In the 1930s, 1940s, and 1950s, it was common for the BBWAA ballot to have 70 or more names listed and there were often 20 or more players who received a single vote. The 1959 ballot contained 154 names, 41 earning a single vote. Sanity prevailed in the mid-1960s when the number of players on the ballot dropped, as did the one-vote guys. Since 1964, there has never been more than seven one-vote guys on the BBWAA ballot.

The mid-1970s had a sudden disappearance of one-vote guys in 1974, 1976, and 1977. The only other year with zero one-vote guys was 1987. Thankfully, reliever Al “The Mad Hungarian” Hrabosky got a single vote in 1988 to start the current 30-year run.

Baseball Hall of Fame: One vote a time

Recent years have seen fewer one-vote guys, likely because there are so many worthy names on the ballot that a voter can’t afford to throw away a vote. In 2015, the only one-vote guy was Darin Erstad. Garret Anderson was that guy in 2016. Last year, it was Tim Wakefield. None of them are Hall-worthy, but they each got a vote.

This year’s only one-vote guy so far is Jamie Moyer. You may remember Moyer from his days pitching for the Seattle Mariners or the Philadelphia Phillies or the Chicago Cubs or the Baltimore Orioles or maybe even the Texas Rangers, Colorado Rockies, St. Louis Cardinals, or Boston Red Sox.

Moyer spent 25 years in the big leagues and won 269 games, which is 35th all-time and more than Jim Palmer, Bob Feller, and Jack Morris, all of whom are or will be in the Hall of Fame. Of course, Moyer also allowed 522 home runs, the most in history, and his career ERA was just barely better than league average.

Baseball Hall of Fame: One vote wonders

The writer who voted for Moyer is Bob Sherwin, currently writing for Golferswest.com.
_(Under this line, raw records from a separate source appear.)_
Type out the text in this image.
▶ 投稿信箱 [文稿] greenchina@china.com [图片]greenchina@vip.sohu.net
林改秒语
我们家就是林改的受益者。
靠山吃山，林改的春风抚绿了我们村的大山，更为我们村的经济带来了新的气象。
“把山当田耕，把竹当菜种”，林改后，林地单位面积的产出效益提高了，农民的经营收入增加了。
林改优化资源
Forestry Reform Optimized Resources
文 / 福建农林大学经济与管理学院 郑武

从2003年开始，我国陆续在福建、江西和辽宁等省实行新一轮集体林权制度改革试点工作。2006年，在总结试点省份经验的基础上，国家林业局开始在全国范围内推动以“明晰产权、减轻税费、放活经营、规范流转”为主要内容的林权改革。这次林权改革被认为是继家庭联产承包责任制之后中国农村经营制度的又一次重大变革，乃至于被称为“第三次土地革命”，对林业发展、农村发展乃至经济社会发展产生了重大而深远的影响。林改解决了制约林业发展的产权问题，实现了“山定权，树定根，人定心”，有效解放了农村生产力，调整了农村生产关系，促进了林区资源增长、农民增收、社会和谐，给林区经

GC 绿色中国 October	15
Sherwin is a 34-year newspaper veteran who spent many summers covering the Seattle Mariners. In his column about his Hall of Fame vote, he acknowledges that the nine players he voted for this year are the most he’s ever listed on a ballot.
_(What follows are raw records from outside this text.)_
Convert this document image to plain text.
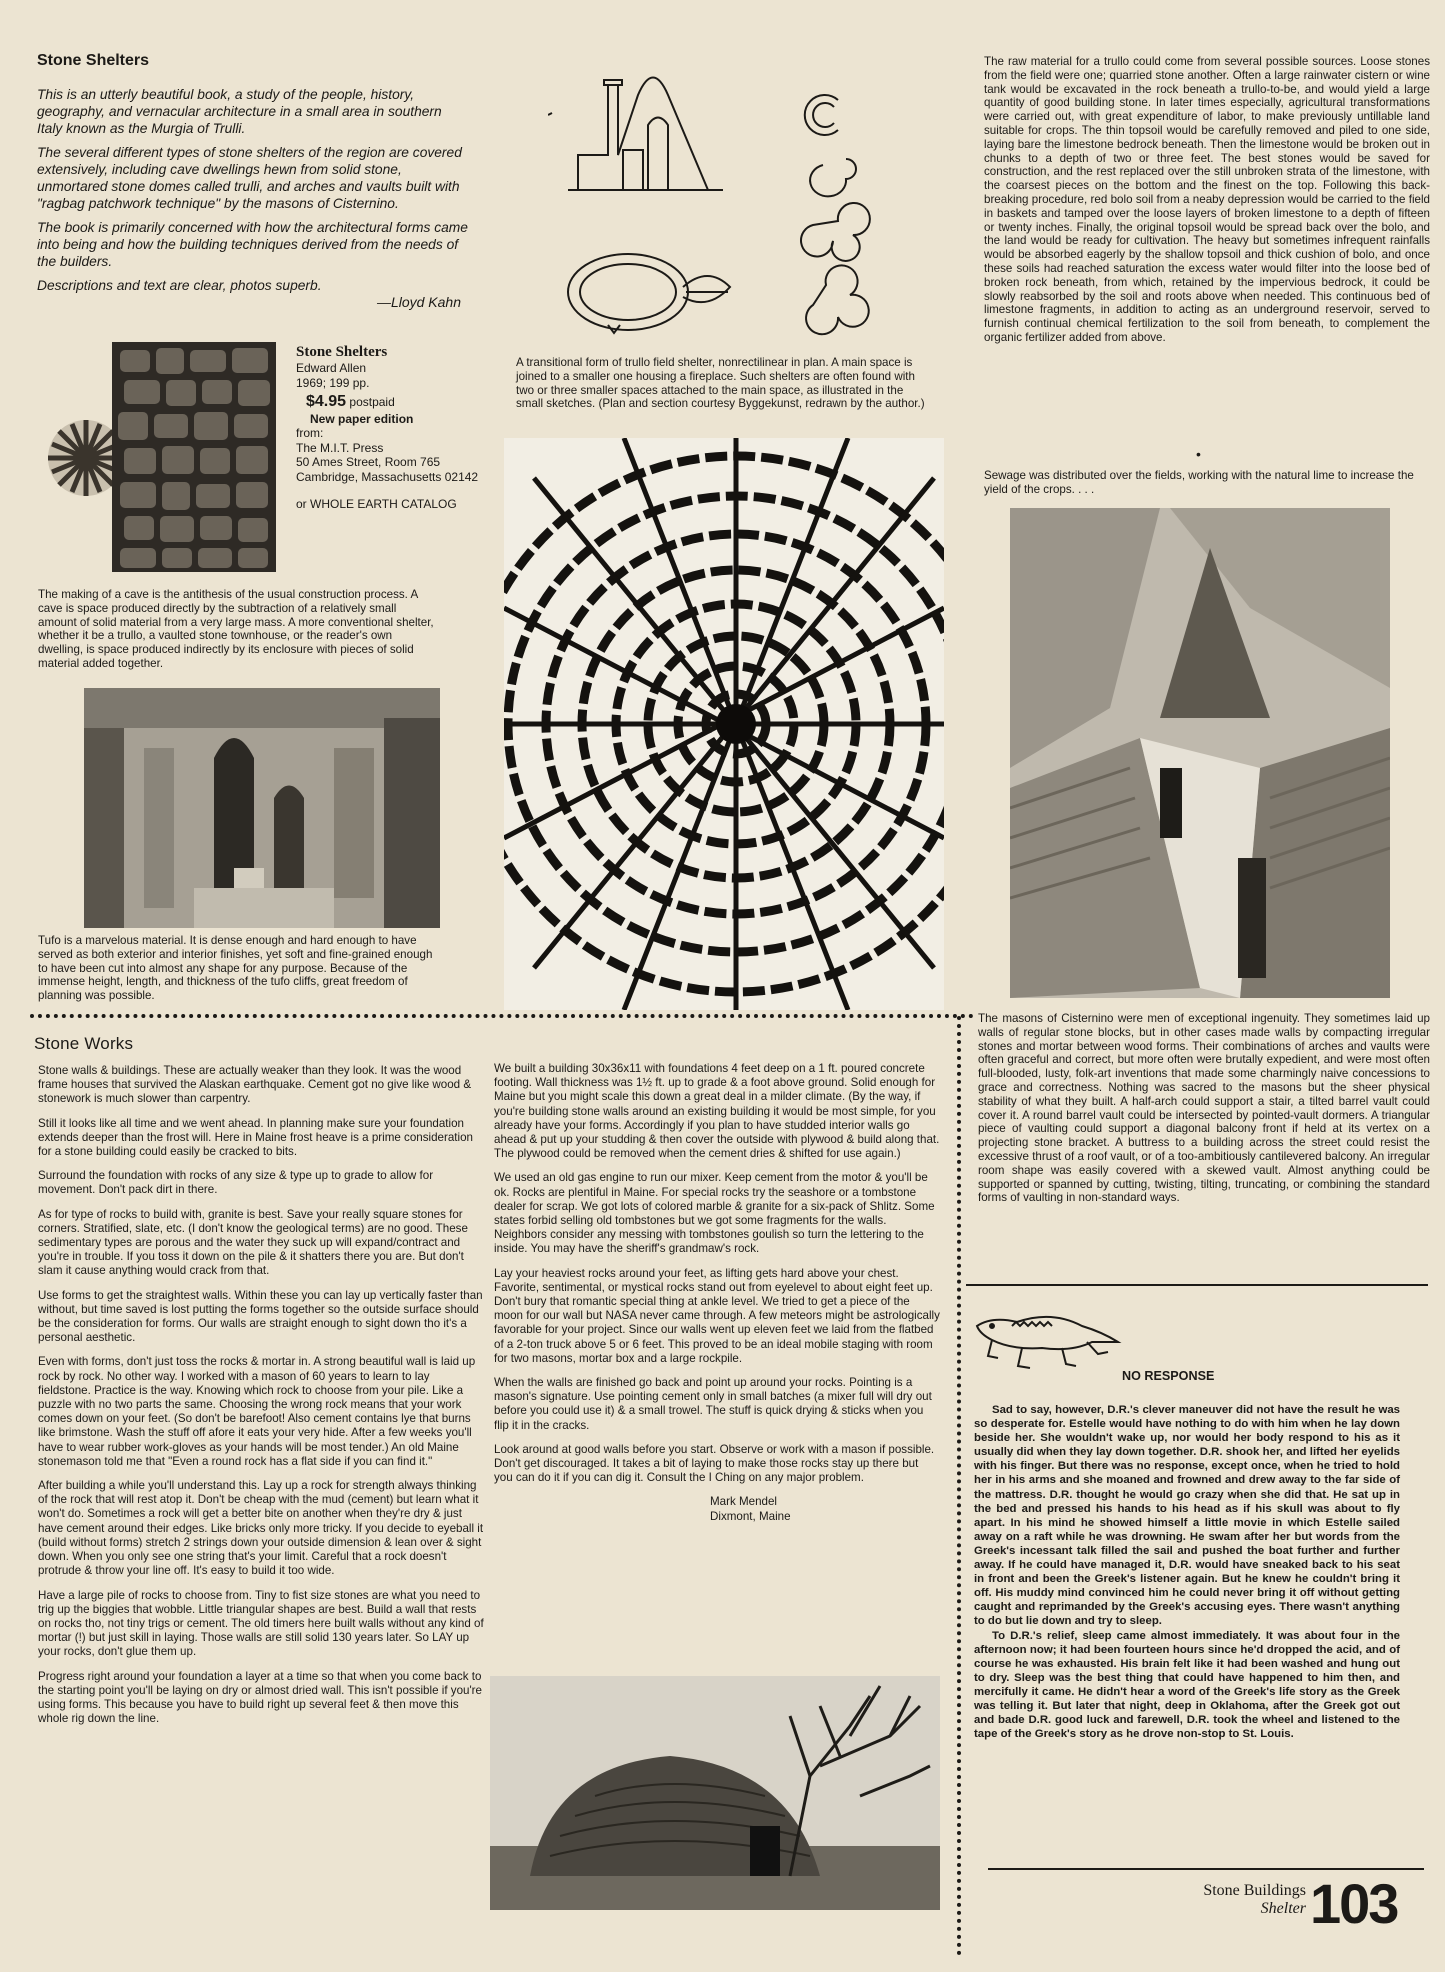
Stone Shelters

This is an utterly beautiful book, a study of the people, history, geography, and vernacular architecture in a small area in southern Italy known as the Murgia of Trulli.

The several different types of stone shelters of the region are covered extensively, including cave dwellings hewn from solid stone, unmortared stone domes called trulli, and arches and vaults built with "ragbag patchwork technique" by the masons of Cisternino.

The book is primarily concerned with how the architectural forms came into being and how the building techniques derived from the needs of the builders.

Descriptions and text are clear, photos superb.

—Lloyd Kahn
Stone Shelters
Edward Allen
1969; 199 pp.
$4.95 postpaid
New paper edition
from:
The M.I.T. Press
50 Ames Street, Room 765
Cambridge, Massachusetts 02142
or WHOLE EARTH CATALOG
The making of a cave is the antithesis of the usual construction process. A cave is space produced directly by the subtraction of a relatively small amount of solid material from a very large mass. A more conventional shelter, whether it be a trullo, a vaulted stone townhouse, or the reader's own dwelling, is space produced indirectly by its enclosure with pieces of solid material added together.
Tufo is a marvelous material. It is dense enough and hard enough to have served as both exterior and interior finishes, yet soft and fine-grained enough to have been cut into almost any shape for any purpose. Because of the immense height, length, and thickness of the tufo cliffs, great freedom of planning was possible.
A transitional form of trullo field shelter, nonrectilinear in plan. A main space is joined to a smaller one housing a fireplace. Such shelters are often found with two or three smaller spaces attached to the main space, as illustrated in the small sketches. (Plan and section courtesy Byggekunst, redrawn by the author.)
The raw material for a trullo could come from several possible sources. Loose stones from the field were one; quarried stone another. Often a large rainwater cistern or wine tank would be excavated in the rock beneath a trullo-to-be, and would yield a large quantity of good building stone. In later times especially, agricultural transformations were carried out, with great expenditure of labor, to make previously untillable land suitable for crops. The thin topsoil would be carefully removed and piled to one side, laying bare the limestone bedrock beneath. Then the limestone would be broken out in chunks to a depth of two or three feet. The best stones would be saved for construction, and the rest replaced over the still unbroken strata of the limestone, with the coarsest pieces on the bottom and the finest on the top. Following this back-breaking procedure, red bolo soil from a neaby depression would be carried to the field in baskets and tamped over the loose layers of broken limestone to a depth of fifteen or twenty inches. Finally, the original topsoil would be spread back over the bolo, and the land would be ready for cultivation. The heavy but sometimes infrequent rainfalls would be absorbed eagerly by the shallow topsoil and thick cushion of bolo, and once these soils had reached saturation the excess water would filter into the loose bed of broken rock beneath, from which, retained by the impervious bedrock, it could be slowly reabsorbed by the soil and roots above when needed. This continuous bed of limestone fragments, in addition to acting as an underground reservoir, served to furnish continual chemical fertilization to the soil from beneath, to complement the organic fertilizer added from above.
•
Sewage was distributed over the fields, working with the natural lime to increase the yield of the crops. . . .
The masons of Cisternino were men of exceptional ingenuity. They sometimes laid up walls of regular stone blocks, but in other cases made walls by compacting irregular stones and mortar between wood forms. Their combinations of arches and vaults were often graceful and correct, but more often were brutally expedient, and were most often full-blooded, lusty, folk-art inventions that made some charmingly naive concessions to grace and correctness. Nothing was sacred to the masons but the sheer physical stability of what they built. A half-arch could support a stair, a tilted barrel vault could cover it. A round barrel vault could be intersected by pointed-vault dormers. A triangular piece of vaulting could support a diagonal balcony front if held at its vertex on a projecting stone bracket. A buttress to a building across the street could resist the excessive thrust of a roof vault, or of a too-ambitiously cantilevered balcony. An irregular room shape was easily covered with a skewed vault. Almost anything could be supported or spanned by cutting, twisting, tilting, truncating, or combining the standard forms of vaulting in non-standard ways.
Stone Works

Stone walls & buildings. These are actually weaker than they look. It was the wood frame houses that survived the Alaskan earthquake. Cement got no give like wood & stonework is much slower than carpentry.

Still it looks like all time and we went ahead. In planning make sure your foundation extends deeper than the frost will. Here in Maine frost heave is a prime consideration for a stone building could easily be cracked to bits.

Surround the foundation with rocks of any size & type up to grade to allow for movement. Don't pack dirt in there.

As for type of rocks to build with, granite is best. Save your really square stones for corners. Stratified, slate, etc. (I don't know the geological terms) are no good. These sedimentary types are porous and the water they suck up will expand/contract and you're in trouble. If you toss it down on the pile & it shatters there you are. But don't slam it cause anything would crack from that.

Use forms to get the straightest walls. Within these you can lay up vertically faster than without, but time saved is lost putting the forms together so the outside surface should be the consideration for forms. Our walls are straight enough to sight down tho it's a personal aesthetic.

Even with forms, don't just toss the rocks & mortar in. A strong beautiful wall is laid up rock by rock. No other way. I worked with a mason of 60 years to learn to lay fieldstone. Practice is the way. Knowing which rock to choose from your pile. Like a puzzle with no two parts the same. Choosing the wrong rock means that your work comes down on your feet. (So don't be barefoot! Also cement contains lye that burns like brimstone. Wash the stuff off afore it eats your very hide. After a few weeks you'll have to wear rubber work-gloves as your hands will be most tender.) An old Maine stonemason told me that "Even a round rock has a flat side if you can find it."

After building a while you'll understand this. Lay up a rock for strength always thinking of the rock that will rest atop it. Don't be cheap with the mud (cement) but learn what it won't do. Sometimes a rock will get a better bite on another when they're dry & just have cement around their edges. Like bricks only more tricky. If you decide to eyeball it (build without forms) stretch 2 strings down your outside dimension & lean over & sight down. When you only see one string that's your limit. Careful that a rock doesn't protrude & throw your line off. It's easy to build it too wide.

Have a large pile of rocks to choose from. Tiny to fist size stones are what you need to trig up the biggies that wobble. Little triangular shapes are best. Build a wall that rests on rocks tho, not tiny trigs or cement. The old timers here built walls without any kind of mortar (!) but just skill in laying. Those walls are still solid 130 years later. So LAY up your rocks, don't glue them up.

Progress right around your foundation a layer at a time so that when you come back to the starting point you'll be laying on dry or almost dried wall. This isn't possible if you're using forms. This because you have to build right up several feet & then move this whole rig down the line.

We built a building 30x36x11 with foundations 4 feet deep on a 1 ft. poured concrete footing. Wall thickness was 1½ ft. up to grade & a foot above ground. Solid enough for Maine but you might scale this down a great deal in a milder climate. (By the way, if you're building stone walls around an existing building it would be most simple, for you already have your forms. Accordingly if you plan to have studded interior walls go ahead & put up your studding & then cover the outside with plywood & build along that. The plywood could be removed when the cement dries & shifted for use again.)

We used an old gas engine to run our mixer. Keep cement from the motor & you'll be ok. Rocks are plentiful in Maine. For special rocks try the seashore or a tombstone dealer for scrap. We got lots of colored marble & granite for a six-pack of Shlitz. Some states forbid selling old tombstones but we got some fragments for the walls. Neighbors consider any messing with tombstones goulish so turn the lettering to the inside. You may have the sheriff's grandmaw's rock.

Lay your heaviest rocks around your feet, as lifting gets hard above your chest. Favorite, sentimental, or mystical rocks stand out from eyelevel to about eight feet up. Don't bury that romantic special thing at ankle level. We tried to get a piece of the moon for our wall but NASA never came through. A few meteors might be astrologically favorable for your project. Since our walls went up eleven feet we laid from the flatbed of a 2-ton truck above 5 or 6 feet. This proved to be an ideal mobile staging with room for two masons, mortar box and a large rockpile.

When the walls are finished go back and point up around your rocks. Pointing is a mason's signature. Use pointing cement only in small batches (a mixer full will dry out before you could use it) & a small trowel. The stuff is quick drying & sticks when you flip it in the cracks.

Look around at good walls before you start. Observe or work with a mason if possible. Don't get discouraged. It takes a bit of laying to make those rocks stay up there but you can do it if you can dig it. Consult the I Ching on any major problem.

Mark Mendel
Dixmont, Maine
NO RESPONSE

Sad to say, however, D.R.'s clever maneuver did not have the result he was so desperate for. Estelle would have nothing to do with him when he lay down beside her. She wouldn't wake up, nor would her body respond to his as it usually did when they lay down together. D.R. shook her, and lifted her eyelids with his finger. But there was no response, except once, when he tried to hold her in his arms and she moaned and frowned and drew away to the far side of the mattress. D.R. thought he would go crazy when she did that. He sat up in the bed and pressed his hands to his head as if his skull was about to fly apart. In his mind he showed himself a little movie in which Estelle sailed away on a raft while he was drowning. He swam after her but words from the Greek's incessant talk filled the sail and pushed the boat further and further away. If he could have managed it, D.R. would have sneaked back to his seat in front and been the Greek's listener again. But he knew he couldn't bring it off. His muddy mind convinced him he could never bring it off without getting caught and reprimanded by the Greek's accusing eyes. There wasn't anything to do but lie down and try to sleep.

To D.R.'s relief, sleep came almost immediately. It was about four in the afternoon now; it had been fourteen hours since he'd dropped the acid, and of course he was exhausted. His brain felt like it had been washed and hung out to dry. Sleep was the best thing that could have happened to him then, and mercifully it came. He didn't hear a word of the Greek's life story as the Greek was telling it. But later that night, deep in Oklahoma, after the Greek got out and bade D.R. good luck and farewell, D.R. took the wheel and listened to the tape of the Greek's story as he drove non-stop to St. Louis.

Stone Buildings
Shelter 103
He didn’t vote for the PED-tainted names like Barry Bonds, Roger Clemens, Sammy Sosa, or Manny Ramirez. He did vote for the five players most likely to make it this year: Vladimir Guerrero, Chipper Jones, Jim Thome, Trevor Hoffman and Edgar Martinez, along with the guy expected to finish sixth in the final voting, Mike Mussina.

Jeff Kent got a vote from Sherwin, as did Omar Vizquel. Sherwin describes Vizquel as “statistically the greatest defensive player—not just shortstop—in the game’s history.” He didn’t specify what statistics make that claim. Total Zone is used at FanGraphs and Baseball-Reference because it’s calculated through play-by-play data for any player in baseball history. By this metric, Vizquel is not in the top 25 among all fielders in baseball history.
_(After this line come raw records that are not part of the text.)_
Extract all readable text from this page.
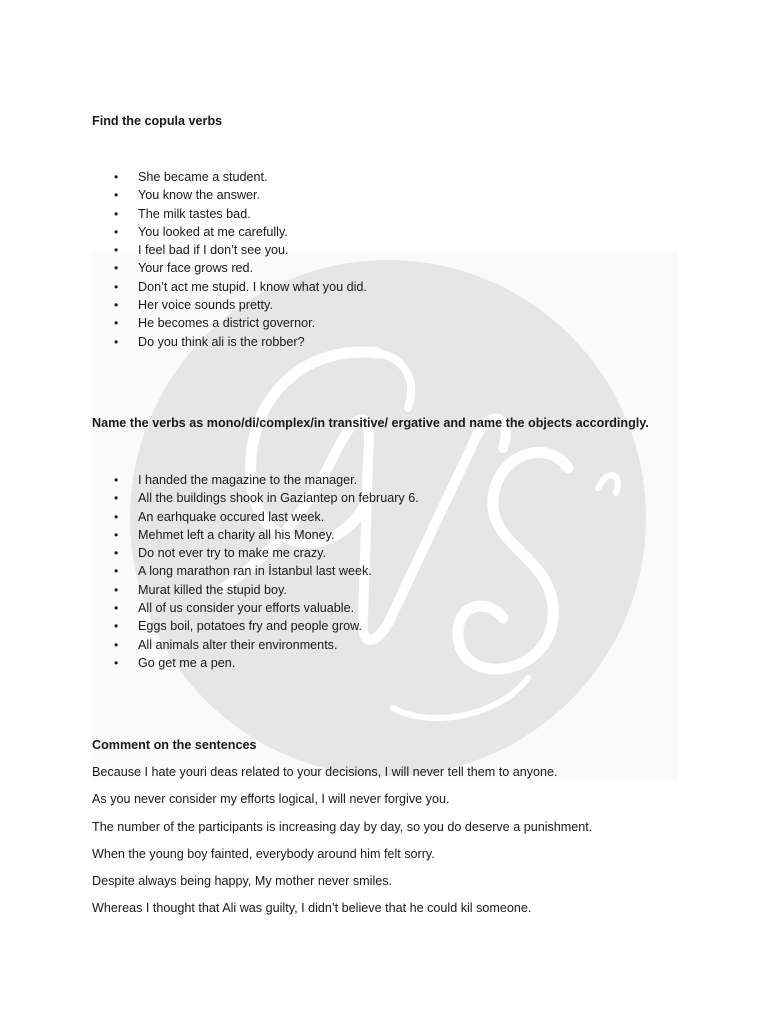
Find the copula verbs

• She became a student.
• You know the answer.
• The milk tastes bad.
• You looked at me carefully.
• I feel bad if I don’t see you.
• Your face grows red.
• Don’t act me stupid. I know what you did.
• Her voice sounds pretty.
• He becomes a district governor.
• Do you think ali is the robber?

Name the verbs as mono/di/complex/in transitive/ ergative and name the objects accordingly.

• I handed the magazine to the manager.
• All the buildings shook in Gaziantep on february 6.
• An earhquake occured last week.
• Mehmet left a charity all his Money.
• Do not ever try to make me crazy.
• A long marathon ran in İstanbul last week.
• Murat killed the stupid boy.
• All of us consider your efforts valuable.
• Eggs boil, potatoes fry and people grow.
• All animals alter their environments.
• Go get me a pen.

Comment on the sentences

Because I hate youri deas related to your decisions, I will never tell them to anyone.

As you never consider my efforts logical, I will never forgive you.

The number of the participants is increasing day by day, so you do deserve a punishment.

When the young boy fainted, everybody around him felt sorry.

Despite always being happy, My mother never smiles.

Whereas I thought that Ali was guilty, I didn’t believe that he could kil someone.
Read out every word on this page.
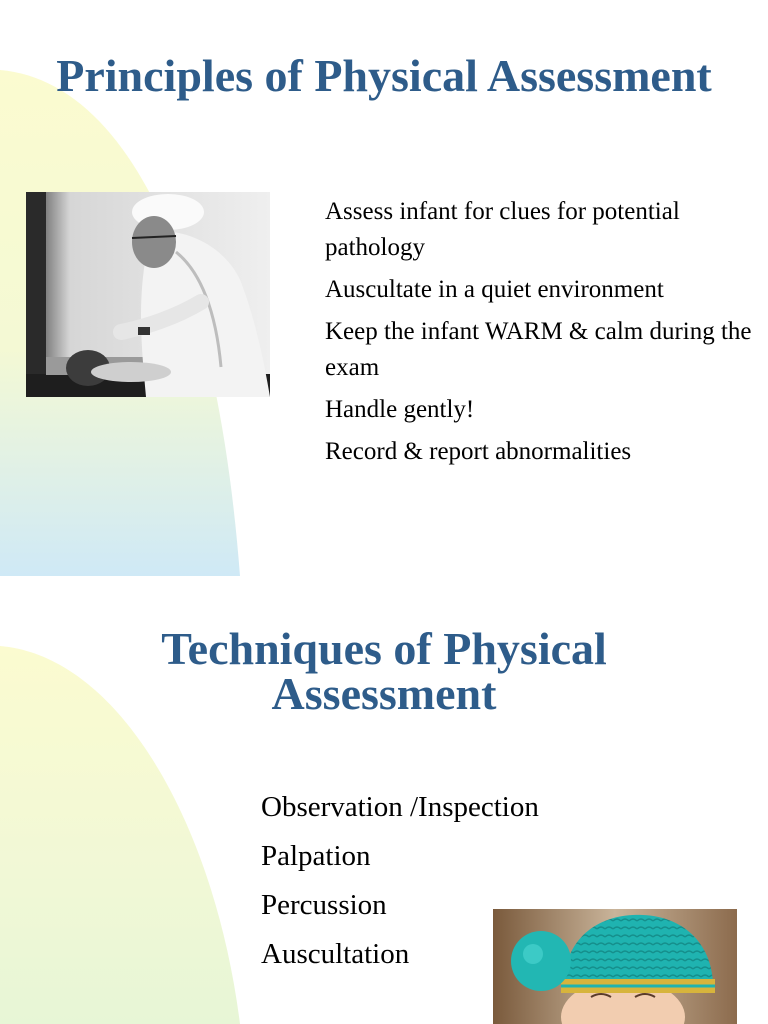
Principles of Physical Assessment
Assess infant for clues for potential pathology
Auscultate in a quiet environment
Keep the infant WARM & calm during the exam
Handle gently!
Record & report abnormalities
Techniques of Physical
Assessment
Observation /Inspection
Palpation
Percussion
Auscultation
Regarding his vote for Moyer, Sherwin wrote,

“…he’s a guy who won 269 games with a fastball that couldn’t leave a bruise. He was an artist, unappreciated in this power game and someone whose career should be examined as he rolls through.”

Baseball Hall of Fame: Jaime Moyer and the Fountain of Youth.

Moyer was the oldest pitcher to win an MLB game and the oldest to pitch a shutout, which he did as a 47-year-old with the Phillies in 2010 (breaking a record held by Satchel Paige).

Moyer was an interesting pitcher to watch. In the second half of his career, his fastball hovered just a bit above 80 mph, and his curveball floated in at just below 70 mph. He was the proverbial “guts and guile” pitcher who was still slinging it in the big leagues as a 49-year-old in 2012. In fact, most of his success came after he turned 30. He was 34-54, with a 4.56 ERA before his age-30 season, then went 235-155, with a 4.19 ERA after.

He shined during his 11 years with the Seattle Mariners (145-87, 3.97 ERA), which came in the heart of the high-offense era at the turn of the century. When the Mariners won 116 games in 2001, the 38-year-old Moyer was 20-6, with a 3.43 ERA. Two years later, at the age of 40, he was 21-7, with a 3.27 ERA. He also had a 16-7, 3.71 ERA season as a 45-year-old with the 2008 Philadelphia Phillies.

Next: Rafael Palmeiro is making his MLB comeback, no for real

Moyer may not be Baseball Hall of Fame worthy, but he had a long and impressive career. Sherwin gave him a vote. I wouldn’t have because there are so many good players on the ballot and you can only vote for 10 guys, but there have been plenty of one-vote guys who were less deserving.